China cut a total of 2.5 trillion yuan ($390 billion) in taxes to help companies through the COVID-19 pandemic, hitting a historical high.
Experts said the tax relief measures especially helped foreign trade firms combat the impact of the pandemic.
For export firms, "tax reductions lowered their costs, and gave them more confidence in economic growth during the pandemic, especially the small- and medium-sized companies," Wang Huayu, deputy director of the Fiscal Taxation Law Research Center under Shanghai Jiao Tong University.
Shanghai Global Trading Corporation, a subsidiary of China's car manufacturer Geely, handles exports for the auto giant. Its businesses were badly hit in the beginning of last year until the Shanghai tax bureau came along to help.
"Our cars were being exported to Malaysia. If the tax rebates arrived late, that would affect our ability to purchase raw materials," said Xiong Yinghui, operational director of Shanghai Global Trading Corporation.

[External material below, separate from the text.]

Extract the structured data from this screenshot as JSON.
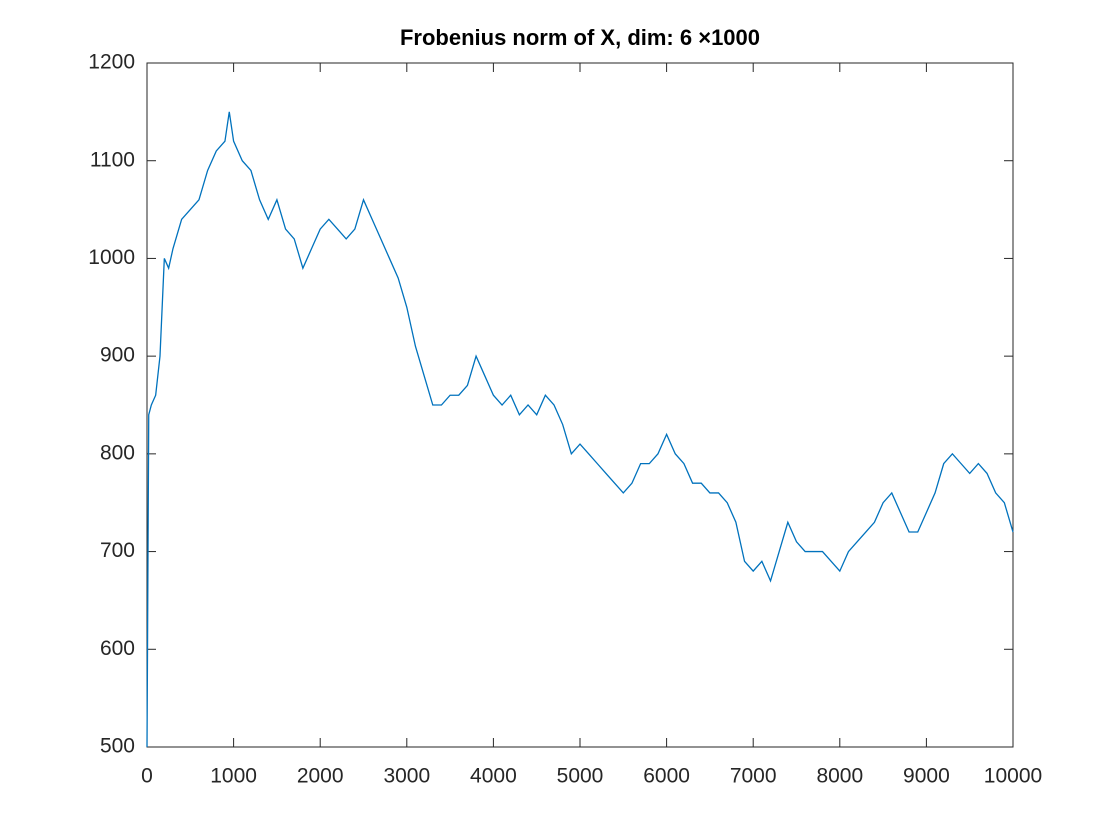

Last year more than 25,000 firms were able to take advantage of the quick tax rebate procedures in Shanghai, which wound up facilitating 7.4 million yuan of financing. Firms using the new procedures were concentrated in the manufacturing industries.
"We launched a variety of policies to quicken tax procedures for equipment makers and textile firms such as putting offline services online, and speeding approval procedures and tax rebates. The average tax rebate period was only five days, half the period required by the state taxation administration," said Liu Zhenyu, deputy director of Tax Rebates, Shanghai Tax Service.
China's total imports and exports expanded by some 2 percent year-on-year with value to more than 32 trillion yuan in 2020, hitting a record high despite a worldwide slump in shipments. Experts say the favorable policies brought in by the tax bureau played a crucial role in the recovery.